親不知・青海の間を「子不知の難所」、親不知・市振の間を「親不知の難所」と呼び,北アルプスの北端がガクッと日本海になられ落ちて、古来より北陸道の最大の難所として知られている。両側に断崖と荒波が迫り,旅人が危険を冒して通過したといわれ、幾多の遭難悲話を伝えている。
一方、日本海に迫る懸崖、絶壁、岩礁、洞穴など大断崖と砂浜が織り成す雄大な自然景観は比類がない。

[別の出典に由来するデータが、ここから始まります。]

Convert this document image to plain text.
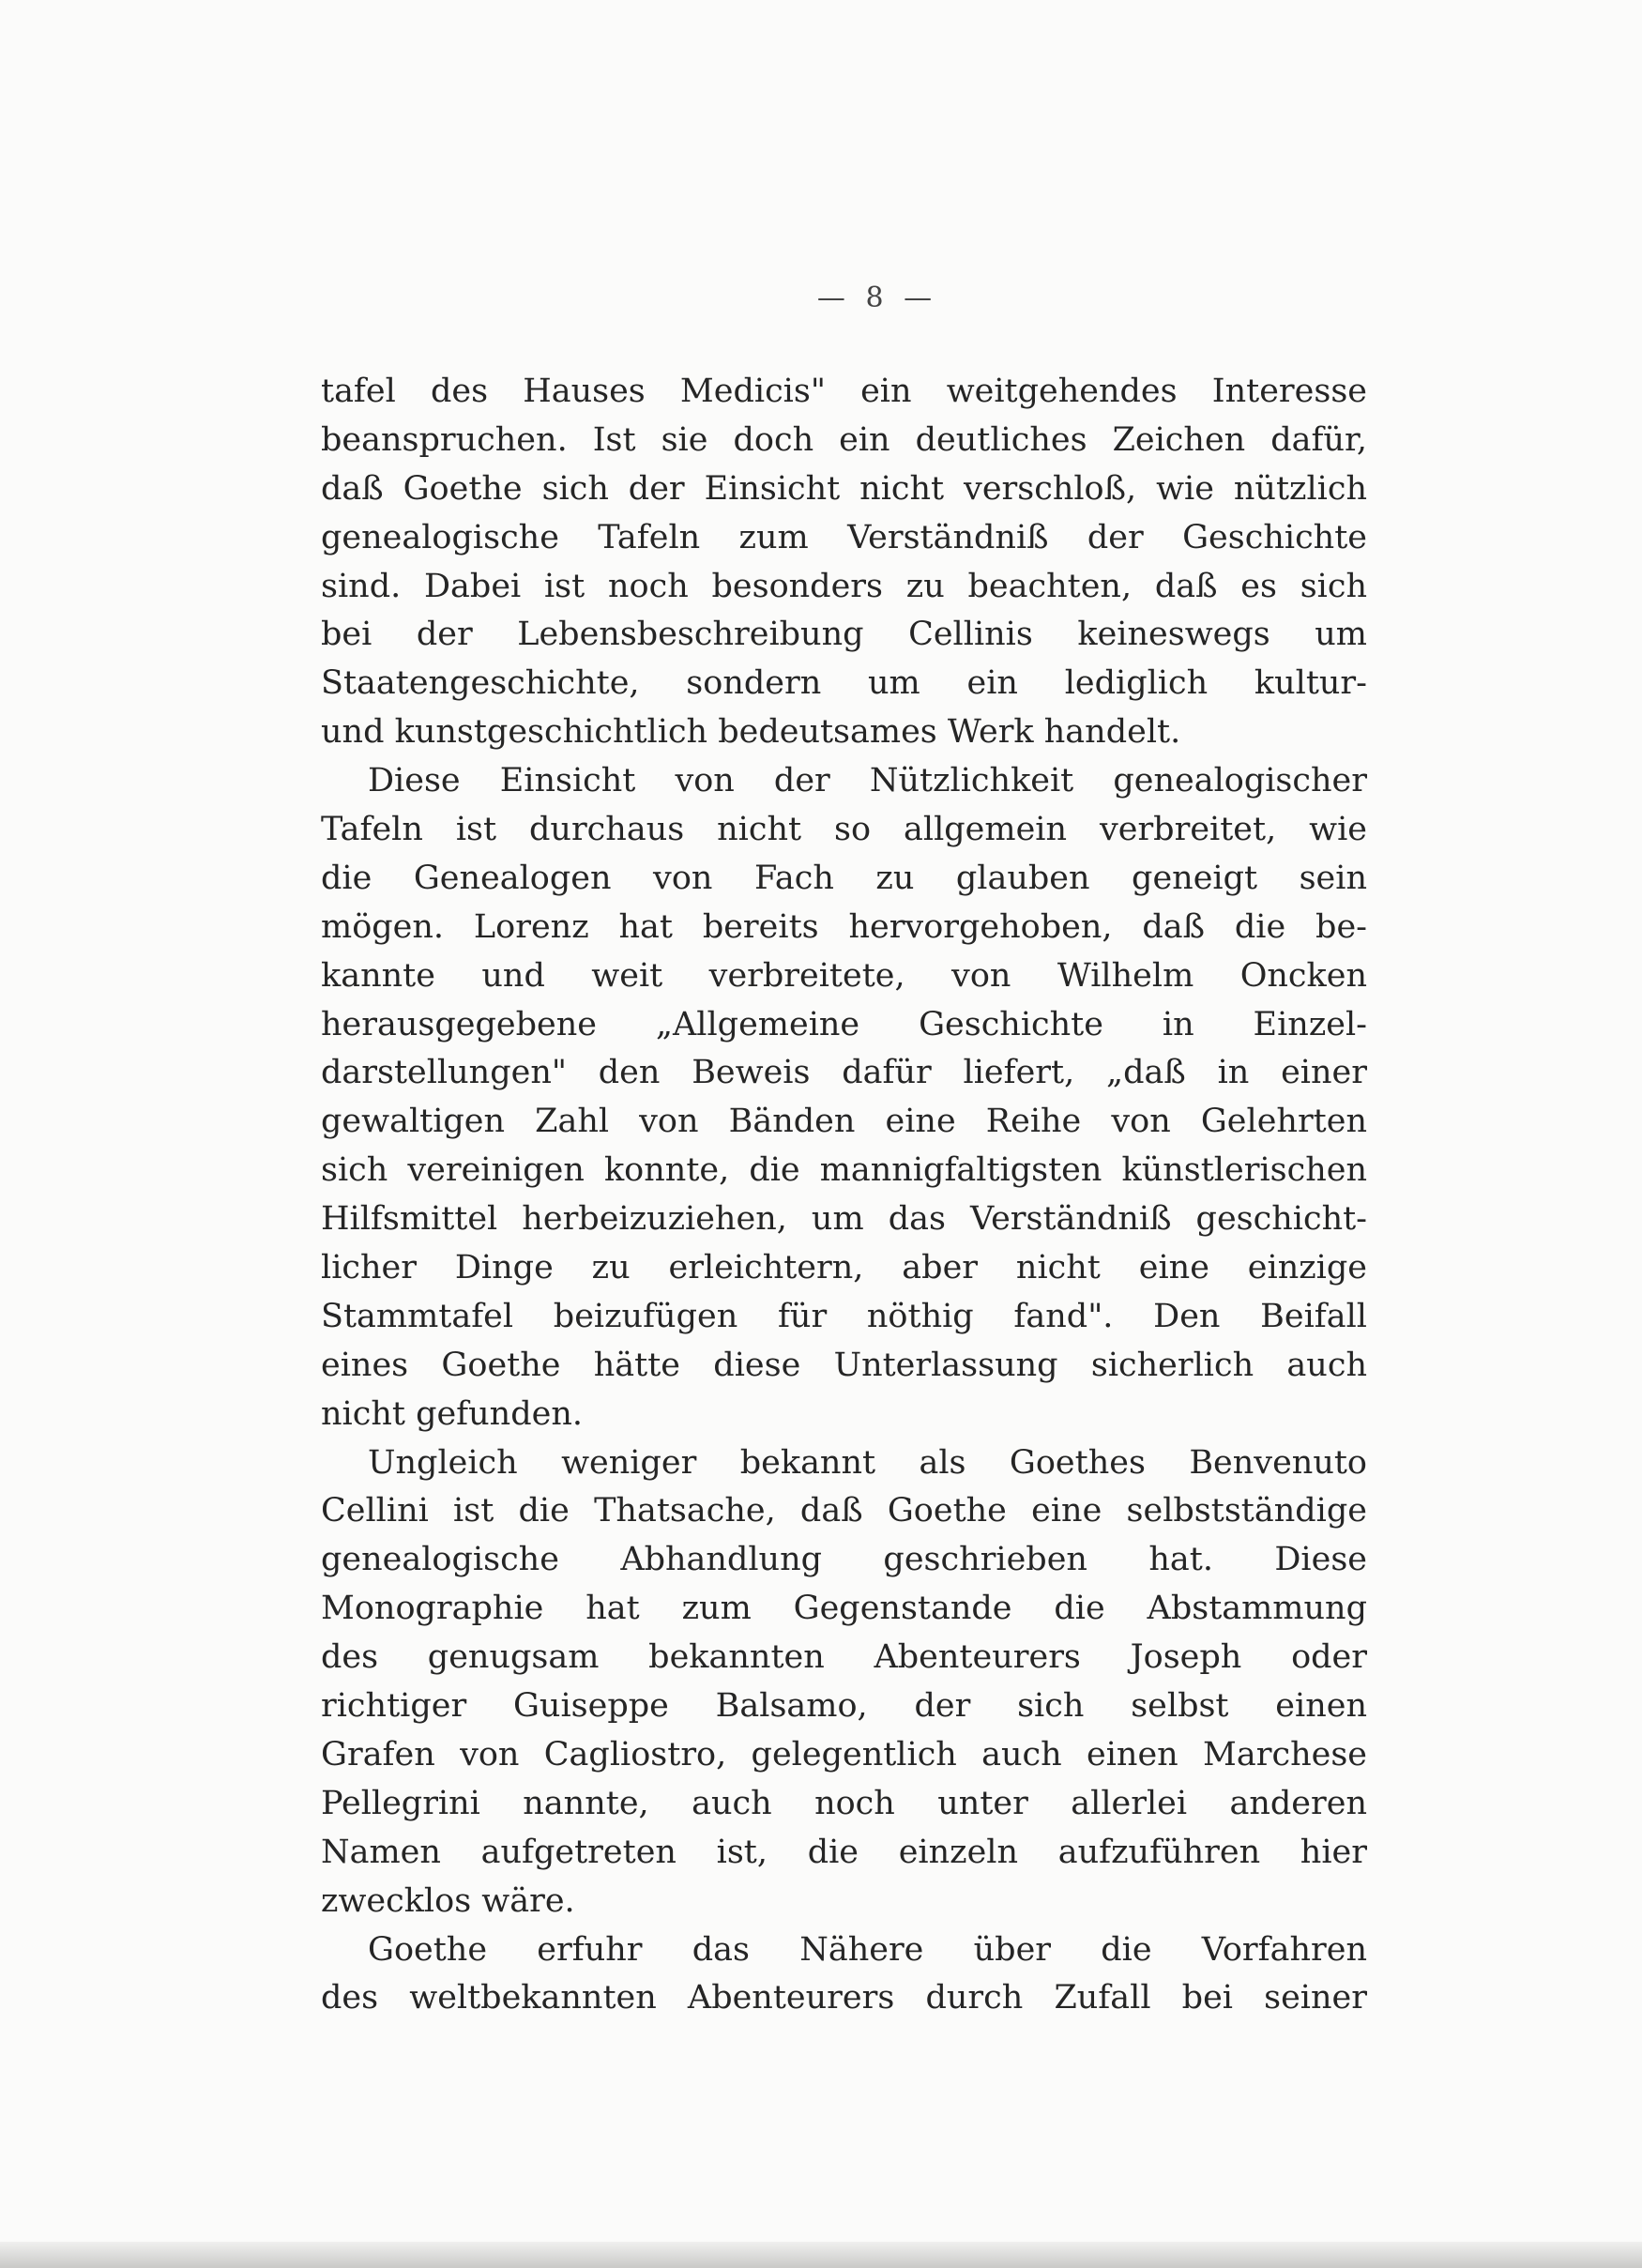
— 8 —
tafel des Hauses Medicis" ein weitgehendes Interesse
beanspruchen. Ist sie doch ein deutliches Zeichen dafür,
daß Goethe sich der Einsicht nicht verschloß, wie nützlich
genealogische Tafeln zum Verständniß der Geschichte
sind. Dabei ist noch besonders zu beachten, daß es sich
bei der Lebensbeschreibung Cellinis keineswegs um
Staatengeschichte, sondern um ein lediglich kultur-
und kunstgeschichtlich bedeutsames Werk handelt.
Diese Einsicht von der Nützlichkeit genealogischer
Tafeln ist durchaus nicht so allgemein verbreitet, wie
die Genealogen von Fach zu glauben geneigt sein
mögen. Lorenz hat bereits hervorgehoben, daß die be-
kannte und weit verbreitete, von Wilhelm Oncken
herausgegebene „Allgemeine Geschichte in Einzel-
darstellungen" den Beweis dafür liefert, „daß in einer
gewaltigen Zahl von Bänden eine Reihe von Gelehrten
sich vereinigen konnte, die mannigfaltigsten künstlerischen
Hilfsmittel herbeizuziehen, um das Verständniß geschicht-
licher Dinge zu erleichtern, aber nicht eine einzige
Stammtafel beizufügen für nöthig fand". Den Beifall
eines Goethe hätte diese Unterlassung sicherlich auch
nicht gefunden.
Ungleich weniger bekannt als Goethes Benvenuto
Cellini ist die Thatsache, daß Goethe eine selbstständige
genealogische Abhandlung geschrieben hat. Diese
Monographie hat zum Gegenstande die Abstammung
des genugsam bekannten Abenteurers Joseph oder
richtiger Guiseppe Balsamo, der sich selbst einen
Grafen von Cagliostro, gelegentlich auch einen Marchese
Pellegrini nannte, auch noch unter allerlei anderen
Namen aufgetreten ist, die einzeln aufzuführen hier
zwecklos wäre.
Goethe erfuhr das Nähere über die Vorfahren
des weltbekannten Abenteurers durch Zufall bei seiner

親不知・子不知の名の由来については、いくつかの説があります。
1.  波打ちぎわを通るときには、親は子を忘れ、子は親をかえりみる暇がなかったから「親しらず・子しらず」だという。
2.  寿永の昔、壇ノ浦で滅びた平家の一族池大納言平頼盛(イケノ・ダイナゴン・タイラノ・ヨリモリ)は、死ぬべき命を敵の源氏に助けたれたが、京童(キョーワラベ)の悪評にいたたまらず、おのが領地の越後の蒲原の五百刈村へ隠れた。
この夫をしたって奥方もまたこの天険を通りかかり、ふところの愛児をさらわれた。
悲しみのあまり次の一首をよんだという。
親しらず子はこの浦の
波まくら越路(コシジ)の磯の
あわと消えゆく

この和歌によって、以来「親不知子不知(オヤシラズ・コシラズ)」と天下の険を呼ぶようになった。
親不知海岸



展望台にある親不知海岸の模型
大懐(おおふところ)
大懐・小懐は天然の岩の窪みで、波を避ける避難所であった。大懐から大穴までを長走りといい、もっとも難所のところである。大穴も天然の避難所で、ここに一週間も閉じ込められたという旅人の記録がある。ほかにも小穴という、天然の避難所がある。
走り込み
ここから西へは「走り込み」といい、もう安心して歩いていけるというところ。
波除不動(なみよけふどう)
旅人は、ここで親不知 子不知の通行の無事を祈った。
浄土崩れ(じょうどくずれ)
東から来た旅人は、ここは「浄土」のようだということで、この名がついている。



如砥如矢(とのごとく・やのごとし)
旧国道の絶壁に「如砥如矢」という、1メートル四角の大文字が刻まれている。
明治16年、ここに国道が開かれたのを記念しており、当時の青海村長・富岡磯平の書といわれている。
国道が開かれるまでは、命がけで通行をしていたため、その喜びを表し、砥石のように滑らかで、矢のように早く通れるという意味で刻まれた。